Revision gegen Einziehungsentscheidung aufgehoben; Rückverweisung an Jugendkammer
KI-Zusammenfassung
Der Angeklagte legte Revision gegen die Einziehungsentscheidung über 11.000 € ein. Der BGH hob den Einziehungsausspruch auf, weil das Landgericht nicht geprüft hat, ob der Herausgabeanspruch des Geschädigten an dem entwendeten Fahrzeug erloschen ist, was eine Einziehung nach § 73e Abs. 1 StGB ausschlösse. Die Sache wurde zu neuer Verhandlung an eine andere Jugendkammer zurückverwiesen.
Ausgang: Einziehungsentscheidung über 11.000 € aufgehoben und zur neuen Verhandlung an andere Jugendkammer zurückverwiesen
Abstrakte Rechtssätze
Die Beschränkung der Revision auf einzelne Urteilsaussprüche ist zulässig, wenn diese losgelöst vom übrigen Urteil überprüfbar sind.
Die Einziehung des Wertes von Taterträgen nach § 73e Abs. 1 StGB ist ausgeschlossen, soweit der Anspruch des Geschädigten auf Herausgabe des Tatgegenstands erloschen ist; das Gericht hat hierzu Feststellungen zu treffen.
Unterlässt das Tatgericht die Erörterung, ob der Herausgabeanspruch erloschen ist, ist die Einziehungsentscheidung rechtsfehlerhaft und im Umfang aufzuheben.
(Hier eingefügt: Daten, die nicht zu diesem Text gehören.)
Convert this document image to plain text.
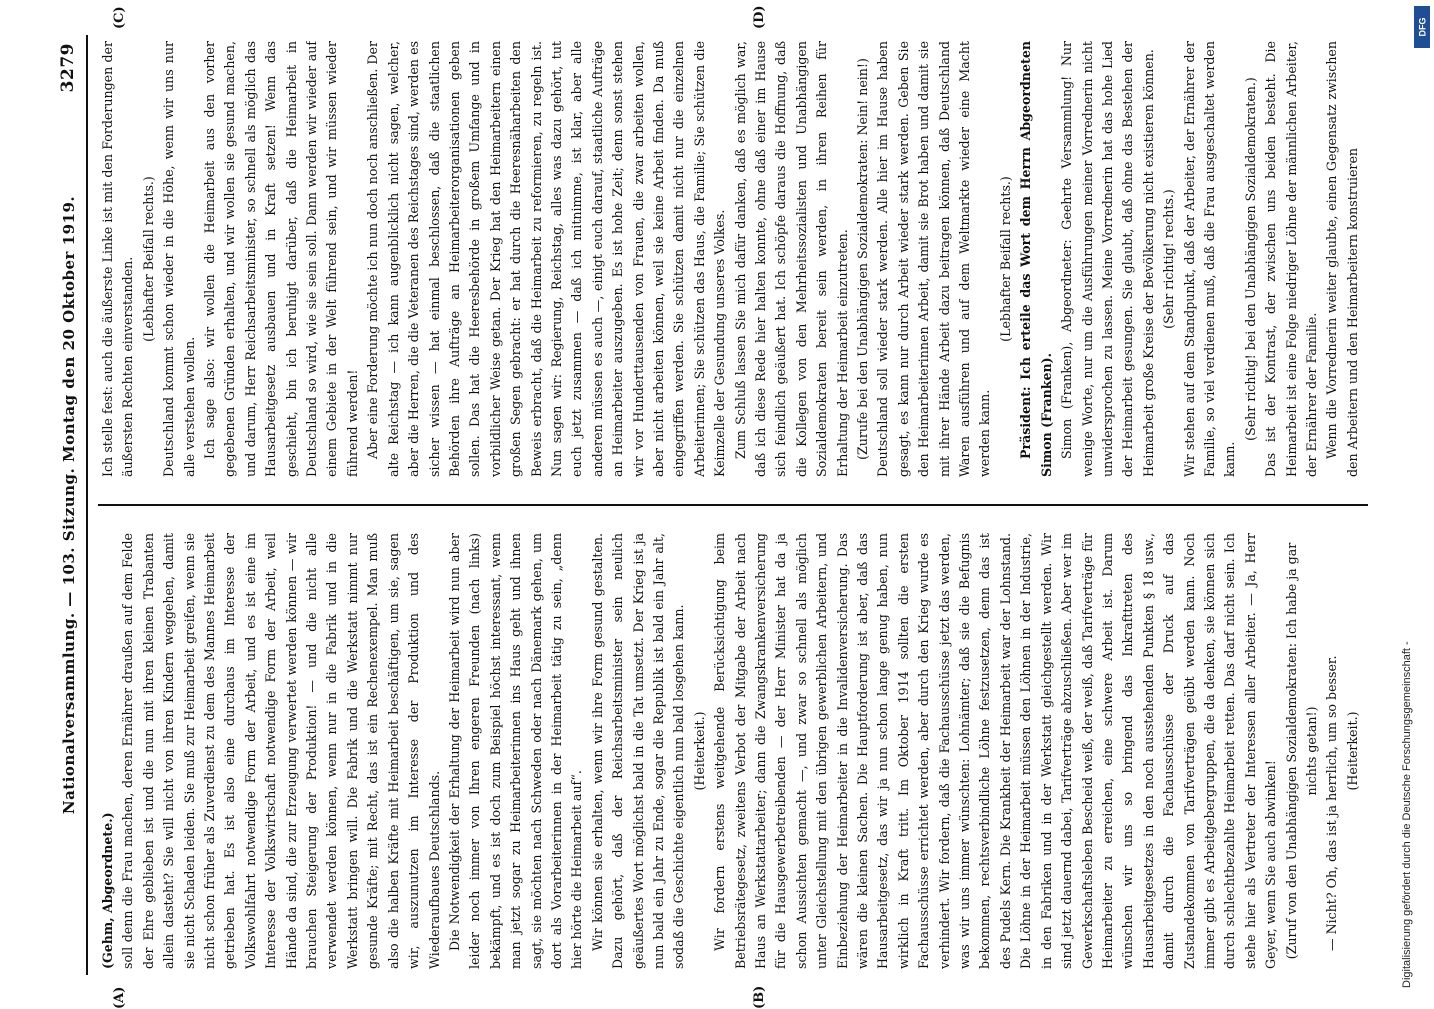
Nationalversammlung. — 103. Sitzung. Montag den 20 Oktober 1919.
3279

(Gehm, Abgeordnete.) soll denn die Frau machen, deren Ernährer draußen auf dem Felde der Ehre geblieben ist und die nun mit ihren kleinen Trabanten allein dasteht? Sie will nicht von ihren Kindern weggehen, damit sie nicht Schaden leiden. Sie muß zur Heimarbeit greifen, wenn sie nicht schon früher als Zuverdienst zu dem des Mannes Heimarbeit getrieben hat. Es ist also eine durchaus im Interesse der Volkswohlfahrt notwendige Form der Arbeit, und es ist eine im Interesse der Volkswirtschaft notwendige Form der Arbeit, weil Hände da sind, die zur Erzeugung verwertet werden können — wir brauchen Steigerung der Produktion! — und die nicht alle verwendet werden können, wenn nur in die Fabrik und in die Werkstatt bringen will. Die Fabrik und die Werkstatt nimmt nur gesunde Kräfte; mit Recht, das ist ein Rechenexempel. Man muß also die halben Kräfte mit Heimarbeit beschäftigen, um sie, sagen wir, auszunutzen im Interesse der Produktion und des Wiederaufbaues Deutschlands. Die Notwendigkeit der Erhaltung der Heimarbeit wird nun aber leider noch immer von Ihren engeren Freunden (nach links) bekämpft, und es ist doch zum Beispiel höchst interessant, wenn man jetzt sogar zu Heimarbeiterinnen ins Haus geht und ihnen sagt, sie möchten nach Schweden oder nach Dänemark gehen, um dort als Vorarbeiterinnen in der Heimarbeit tätig zu sein, „denn hier hörte die Heimarbeit auf“. Wir können sie erhalten, wenn wir ihre Form gesund gestalten. Dazu gehört, daß der Reichsarbeitsminister sein neulich geäußertes Wort möglichst bald in die Tat umsetzt. Der Krieg ist ja nun bald ein Jahr zu Ende, sogar die Republik ist bald ein Jahr alt, sodaß die Geschichte eigentlich nun bald losgehen kann. (Heiterkeit.) Wir fordern erstens weitgehende Berücksichtigung beim Betriebsrätegesetz, zweitens Verbot der Mitgabe der Arbeit nach Haus an Werkstattarbeiter; dann die Zwangskrankenversicherung für die Hausgewerbetreibenden — der Herr Minister hat da ja schon Aussichten gemacht —, und zwar so schnell als möglich unter Gleichstellung mit den übrigen gewerblichen Arbeitern, und Einbeziehung der Heimarbeiter in die Invalidenversicherung. Das wären die kleinen Sachen. Die Hauptforderung ist aber, daß das Hausarbeitgesetz, das wir ja nun schon lange genug haben, nun wirklich in Kraft tritt. Im Oktober 1914 sollten die ersten Fachausschüsse errichtet werden, aber durch den Krieg wurde es verhindert. Wir fordern, daß die Fachausschüsse jetzt das werden, was wir uns immer wünschten: Lohnämter; daß sie die Befugnis bekommen, rechtsverbindliche Löhne festzusetzen, denn das ist des Pudels Kern. Die Krankheit der Heimarbeit war der Lohnstand. Die Löhne in der Heimarbeit müssen den Löhnen in der Industrie, in den Fabriken und in der Werkstatt gleichgestellt werden. Wir sind jetzt dauernd dabei, Tarifverträge abzuschließen. Aber wer im Gewerkschaftsleben Bescheid weiß, der weiß, daß Tarifverträge für Heimarbeiter zu erreichen, eine schwere Arbeit ist. Darum wünschen wir uns so bringend das Inkrafttreten des Hausarbeitgesetzes in den noch ausstehenden Punkten § 18 usw., damit durch die Fachausschüsse der Druck auf das Zustandekommen von Tarifverträgen geübt werden kann. Noch immer gibt es Arbeitgebergruppen, die da denken, sie können sich durch schlechtbezahlte Heimarbeit retten. Das darf nicht sein. Ich stehe hier als Vertreter der Interessen aller Arbeiter. — Ja, Herr Geyer, wenn Sie auch abwinken! (Zuruf von den Unabhängigen Sozialdemokraten: Ich habe ja gar nichts getan!) — Nicht? Oh, das ist ja herrlich, um so besser. (Heiterkeit.)

Ich stelle fest: auch die äußerste Linke ist mit den Forderungen der äußersten Rechten einverstanden. (Lebhafter Beifall rechts.) Deutschland kommt schon wieder in die Höhe, wenn wir uns nur alle verstehen wollen. Ich sage also: wir wollen die Heimarbeit aus den vorher gegebenen Gründen erhalten, und wir wollen sie gesund machen, und darum, Herr Reichsarbeitsminister, so schnell als möglich das Hausarbeitgesetz ausbauen und in Kraft setzen! Wenn das geschieht, bin ich beruhigt darüber, daß die Heimarbeit in Deutschland so wird, wie sie sein soll. Dann werden wir wieder auf einem Gebiete in der Welt führend sein, und wir müssen wieder führend werden! Aber eine Forderung möchte ich nun doch noch anschließen. Der alte Reichstag — ich kann augenblicklich nicht sagen, welcher, aber die Herren, die die Veteranen des Reichstages sind, werden es sicher wissen — hat einmal beschlossen, daß die staatlichen Behörden ihre Aufträge an Heimarbeiterorganisationen geben sollen. Das hat die Heeresbehörde in großem Umfange und in vorbildlicher Weise getan. Der Krieg hat den Heimarbeitern einen großen Segen gebracht: er hat durch die Heeresnäharbeiten den Beweis erbracht, daß die Heimarbeit zu reformieren, zu regeln ist. Nun sagen wir: Regierung, Reichstag, alles was dazu gehört, tut euch jetzt zusammen — daß ich mitnimme, ist klar, aber alle anderen müssen es auch —, einigt euch darauf, staatliche Aufträge an Heimarbeiter auszugeben. Es ist hohe Zeit; denn sonst stehen wir vor Hunderttausenden von Frauen, die zwar arbeiten wollen, aber nicht arbeiten können, weil sie keine Arbeit finden. Da muß eingegriffen werden. Sie schützen damit nicht nur die einzelnen Arbeiterinnen; Sie schützen das Haus, die Familie; Sie schützen die Keimzelle der Gesundung unseres Volkes. Zum Schluß lassen Sie mich dafür danken, daß es möglich war, daß ich diese Rede hier halten konnte, ohne daß einer im Hause sich feindlich geäußert hat. Ich schöpfe daraus die Hoffnung, daß die Kollegen von den Mehrheitssozialisten und Unabhängigen Sozialdemokraten bereit sein werden, in ihren Reihen für Erhaltung der Heimarbeit einzutreten. (Zurufe bei den Unabhängigen Sozialdemokraten: Nein! nein!) Deutschland soll wieder stark werden. Alle hier im Hause haben gesagt, es kann nur durch Arbeit wieder stark werden. Geben Sie den Heimarbeiterinnen Arbeit, damit sie Brot haben und damit sie mit ihrer Hände Arbeit dazu beitragen können, daß Deutschland Waren ausführen und auf dem Weltmarkte wieder eine Macht werden kann.

(Lebhafter Beifall rechts.) Präsident: Ich erteile das Wort dem Herrn Abgeordneten Simon (Franken). Simon (Franken), Abgeordneter: Geehrte Versammlung! Nur wenige Worte, nur um die Ausführungen meiner Vorrednerin nicht unwidersprochen zu lassen. Meine Vorrednerin hat das hohe Lied der Heimarbeit gesungen. Sie glaubt, daß ohne das Bestehen der Heimarbeit große Kreise der Bevölkerung nicht existieren können. (Sehr richtig! rechts.) Wir stehen auf dem Standpunkt, daß der Arbeiter, der Ernährer der Familie, so viel verdienen muß, daß die Frau ausgeschaltet werden kann.

(Sehr richtig! bei den Unabhängigen Sozialdemokraten.) Das ist der Kontrast, der zwischen uns beiden besteht. Die Heimarbeit ist eine Folge niedriger Löhne der männlichen Arbeiter, der Ernährer der Familie. Wenn die Vorrednerin weiter glaubte, einen Gegensatz zwischen den Arbeitern und den Heimarbeitern konstruieren

(A)	(B)
(C)	(D)
Digitalisierung gefördert durch die Deutsche Forschungsgemeinschaft -
DFG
Erstreckt sich ein Erörterungsmangel gleichermaßen auf mehrere Mitangeklagte, ist die Aufhebung nach § 357 Satz 1 StPO entsprechend auszuweiten.
Vorinstanzen
vorgehend BGH, 8. Februar 2024, Az: 6 StR 533/23, Beschluss
vorgehend LG Frankfurt (Oder), 10. Juli 2023, Az: 24 KLs 1/21
nachgehend BGH, 8. Februar 2024, Az: 6 StR 533/23, Beschluss
Tenor
1. Auf die Revision des Angeklagten wird das Urteil des Landgerichts Frankfurt/Oder vom 10. Juli 2023, soweit es ihn und den nichtrevidierenden Mitangeklagten D. betrifft, in den Aussprüchen über die Einziehung des Wertes von Taterträgen in Höhe von 11.000 Euro aufgehoben.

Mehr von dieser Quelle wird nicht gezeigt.